MLI Kernels (Operators)¶
This chapter introduces into a general concept of ML algorithms (kernels) included in MLI 2.0.
Each kernel is implemented as a separate function, and inputs and outputs are represented by the tensor structure defined in section mli_tensor Structure. A kernel can have multiple specializations, each implemented as a separate function. As a result, the neural network graph implementation is represented as series of function calls, which can either be constructed manually by the user or via some automated front-end tool.
The following groups of NN kernels are defined:
Function Names and Specializations¶
All function names of the kernels are constructed in a similar way. To make it easier to navigate through the list of API functions, all function names are built using the following syntax:
mli_<group>_<function>_[layout_]<dataformats>[_specializations]([input_tensors],[cfg],[output_tensors]);
An explanation of each of the preceding elements which make up a name is provided in Table Function Naming Convention Fields. The function arguments start with zero or more input tensors, followed by a kernel specific configuration struct, followed by the output tensors. All the function parameters are grouped inside the config structure.
Field Name |
Examples |
Description |
---|---|---|
Group |
krn hlp mov usr |
krn for compute kernels hlp for helper functions mov for data move kernels usr for user-defined kernels. |
Functions |
conv2d fully_connected … |
Describes the basic functionality. Full list of supported function names is described later |
layout |
chw hwcn nhwc |
Optional description of the layout of the input, only relevant for some functions |
dataformats |
fx16 sa8_sa8_sa32 sa8 |
Specifies the tensor data formats. In case of multiple input tensors with different data formats, the format of each tensor is specified in the same order as the function arguments. (for details see mli_element_params Union Field Description). |
The naming convention for the data formats is as follows and in Data Format Naming Convention Fields:
<typename><containersize>
Field Name |
Examples |
Description |
---|---|---|
typename |
fx sa fp |
Specifies which quantization schema is used:
|
containersize |
1, 4, 8, 16, 32 |
Container size in bits of each individual element. |
The following convention is applied to the layout field:
If MLI kernel implies using only three-dimensional variable tensors as input/output, function name should reflect layout of input and output tensors. Layout of input and output must be the same.

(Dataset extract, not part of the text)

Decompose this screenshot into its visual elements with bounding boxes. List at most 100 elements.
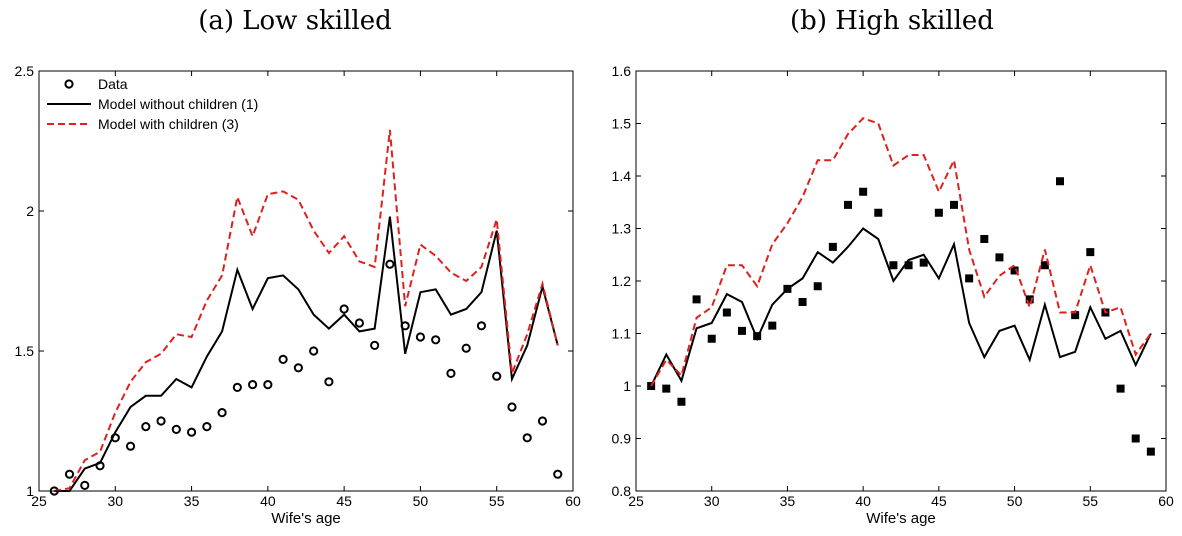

If MLI kernel implies using four-dimensional weights tensor in addition to three-dimensional input/output tensors, function name should reflect layout of weights tensor.
A Note on Slicing¶
The kernels described in the following sections of this document have no notion of slicing (also referred to as tiling). Instead, the responsibility of slicing is left to the caller, which can be either application code, some higher-level API or graph-compiler generated. For cores with any sort of closely-coupled memory (CCMs), the kernels assume that all the input tensors are in CCM. The output tensor can be either in system memory or in CCM.
Slicing is required in case there is not enough space in CCM to fit the complete input tensors. In this case, the caller can copy a ‘slice’ of the input tensor into CCM, and the kernel produces a slice of the output tensor. These output slices can be combined into a full tensor. Because the tensor data does not have to be contiguous in memory, it is possible to create a (slice) tensor that points to a subset of the data of a larger tensor. For instance, if the output tensor is in system memory, each invocation of the kernel that computes a slice can write its output directly into the correct (slice) of the output tensor. This eliminates the need for an extra concatenation copy pass. The slicing concept is illustrated in Figure Slicing Concept.
If the tensors don’t fit into CCM, and there is no data cache, the data move functions can be used to copy full tensors or slices of tensors. (see Chapter Data Movement ). Slicing with some kernels requires updating the kernel parameters when passing each slice.
The number of elements to the next dimension is stored in the mem_stride
field
(as described in mli_tensor Structure Field Descriptions). In case there is no slicing or concatenation,
the mem_stride
field is populated in alignement with the shape values to reflect
the offsets in the data buffers for each dimension.